Il fait parfois des tournées avec son groupe « Indoor Garden Party ». La musique, dit-il, et le métier d'acteur ne sont pas si différents : « Quand j'écris une chanson, je dois me mettre à la place de quelqu'un, comme lorsque je répète pour un rôle. » Encore plus de succès ? Crowe le rejette, affirmant que cela ne le dérange pas. Les Oscars, en particulier, apportent avec eux leur lot de « conneries » : « J'en ai un, pourquoi en aurais-je besoin d'un autre ? »
Il fut un temps où les choses allaient mal pour lui. C'était en 2005, lorsqu'il a essayé d'appeler sa femme de l'époque, Danielle Spencer, en pleine nuit dans un hôtel new-yorkais. La ligne a été coupée, Crowe, pris de rage, a jeté le téléphone sur un employé de l'hôtel. Il a été arrêté, inculpé et reconnu coupable d'agression. Il s'en est tiré avec une amende, mais l'image de la tête brûlée lui est restée gravée dans la mémoire depuis.

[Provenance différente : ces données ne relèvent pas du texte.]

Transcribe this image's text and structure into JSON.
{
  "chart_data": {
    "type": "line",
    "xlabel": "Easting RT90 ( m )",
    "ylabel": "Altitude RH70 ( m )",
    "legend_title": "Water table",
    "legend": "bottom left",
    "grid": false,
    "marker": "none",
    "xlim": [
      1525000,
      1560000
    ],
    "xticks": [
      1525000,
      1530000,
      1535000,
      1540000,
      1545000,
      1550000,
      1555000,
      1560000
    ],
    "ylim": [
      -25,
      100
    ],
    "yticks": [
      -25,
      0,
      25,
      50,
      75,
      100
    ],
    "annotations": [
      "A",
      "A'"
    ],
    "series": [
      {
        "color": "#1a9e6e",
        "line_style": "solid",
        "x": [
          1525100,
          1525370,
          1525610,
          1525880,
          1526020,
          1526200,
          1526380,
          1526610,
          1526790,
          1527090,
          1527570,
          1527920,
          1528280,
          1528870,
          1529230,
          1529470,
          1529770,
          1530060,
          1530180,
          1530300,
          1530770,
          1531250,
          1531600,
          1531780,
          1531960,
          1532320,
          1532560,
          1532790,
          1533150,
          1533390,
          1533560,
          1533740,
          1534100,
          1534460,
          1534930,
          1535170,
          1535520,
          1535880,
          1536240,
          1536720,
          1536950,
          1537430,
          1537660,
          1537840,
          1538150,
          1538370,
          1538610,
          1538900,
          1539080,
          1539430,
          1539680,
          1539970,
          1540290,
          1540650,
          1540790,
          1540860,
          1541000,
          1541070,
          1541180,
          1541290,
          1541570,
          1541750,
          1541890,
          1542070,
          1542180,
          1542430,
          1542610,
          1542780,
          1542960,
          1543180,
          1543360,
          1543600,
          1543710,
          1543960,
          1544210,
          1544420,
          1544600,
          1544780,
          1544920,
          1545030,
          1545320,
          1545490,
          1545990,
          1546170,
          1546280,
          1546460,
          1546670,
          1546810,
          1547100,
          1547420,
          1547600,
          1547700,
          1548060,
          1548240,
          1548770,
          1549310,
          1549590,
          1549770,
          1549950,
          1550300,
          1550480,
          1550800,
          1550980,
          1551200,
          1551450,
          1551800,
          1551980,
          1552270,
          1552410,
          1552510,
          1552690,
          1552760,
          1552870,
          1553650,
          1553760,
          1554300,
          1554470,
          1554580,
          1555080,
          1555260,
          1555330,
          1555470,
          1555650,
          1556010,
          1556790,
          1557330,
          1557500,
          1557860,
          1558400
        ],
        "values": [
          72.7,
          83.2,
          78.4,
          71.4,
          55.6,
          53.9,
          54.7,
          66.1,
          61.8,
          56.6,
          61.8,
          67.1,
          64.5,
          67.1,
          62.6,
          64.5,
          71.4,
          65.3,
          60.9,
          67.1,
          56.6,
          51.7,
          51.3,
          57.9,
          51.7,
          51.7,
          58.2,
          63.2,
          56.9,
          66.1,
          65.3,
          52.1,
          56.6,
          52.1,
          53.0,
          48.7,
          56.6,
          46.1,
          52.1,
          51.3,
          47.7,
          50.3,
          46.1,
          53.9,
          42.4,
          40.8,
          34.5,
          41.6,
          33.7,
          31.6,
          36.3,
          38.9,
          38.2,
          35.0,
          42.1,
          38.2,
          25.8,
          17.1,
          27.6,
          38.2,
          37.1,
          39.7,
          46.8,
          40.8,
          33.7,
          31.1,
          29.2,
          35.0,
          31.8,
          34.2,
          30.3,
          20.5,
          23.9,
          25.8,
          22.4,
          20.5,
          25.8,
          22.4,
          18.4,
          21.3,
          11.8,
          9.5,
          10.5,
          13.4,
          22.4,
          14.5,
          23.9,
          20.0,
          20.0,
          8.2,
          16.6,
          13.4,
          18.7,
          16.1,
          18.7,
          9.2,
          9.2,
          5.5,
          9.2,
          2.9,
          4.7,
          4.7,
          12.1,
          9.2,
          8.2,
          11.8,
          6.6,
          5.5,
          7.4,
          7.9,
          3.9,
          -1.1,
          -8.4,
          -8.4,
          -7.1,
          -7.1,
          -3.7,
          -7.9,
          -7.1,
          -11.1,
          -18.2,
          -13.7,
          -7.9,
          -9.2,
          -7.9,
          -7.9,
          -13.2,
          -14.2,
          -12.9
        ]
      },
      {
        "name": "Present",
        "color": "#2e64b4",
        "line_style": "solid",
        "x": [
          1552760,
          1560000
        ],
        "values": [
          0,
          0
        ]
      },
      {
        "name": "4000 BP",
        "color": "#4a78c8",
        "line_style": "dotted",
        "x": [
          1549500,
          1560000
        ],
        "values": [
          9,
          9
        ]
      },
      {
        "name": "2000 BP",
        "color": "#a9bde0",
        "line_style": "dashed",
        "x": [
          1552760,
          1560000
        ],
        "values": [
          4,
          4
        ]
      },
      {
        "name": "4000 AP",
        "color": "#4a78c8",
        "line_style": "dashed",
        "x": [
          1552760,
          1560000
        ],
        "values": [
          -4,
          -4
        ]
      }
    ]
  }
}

Crowe est de nouveau très sollicité depuis longtemps ; il a tourné cinq films depuis décembre dernier. L'un d'eux, « Nuremberg », est projeté au ZFF. Il y incarne avec brio Hermann Göring pendant le procès de Nuremberg. Alors que le maréchal du Reich patiente dans sa cellule, il reçoit la visite du psychiatre Douglas Kelley (Rami Malek), qui cherche à savoir si le mal réside réellement exclusivement chez les Allemands.
« Putain, non, je n'en ai aucune idée. »Comment le réalisateur James Vanderbilt l'a-t-il rencontré ? « J'étais le meilleur qu'il pouvait se permettre dans sa gamme de prix », s'amuse Crowe. Il évoque ensuite la carrière de Göring, son ascension de sergent de tranchée blessé pendant la Première Guerre mondiale à soldat le plus haut gradé du Troisième Reich. « Il a toujours cru pouvoir contrôler tous les récits qui le concernaient. » Crowe affirme être un expert en histoire, mais ajoute aussitôt : « Putain, non, j'en ai aucune idée. »
« Nuremberg » paraît puissant, mais n'apporte rien de nouveau à la masse des productions nazies hollywoodiennes sur papier glacé des dernières décennies. À l'exception du message soigneusement introduit aujourd'hui : le fascisme peut aussi trouver un terrain fertile aux États-Unis. Certains dialogues paraissent si naïfs et forcés qu'ils en paraissent involontairement comiques. À la fin, avec le suicide au cyanure de Göring, le film bascule totalement dans le kitsch. Reste Russell Crowe.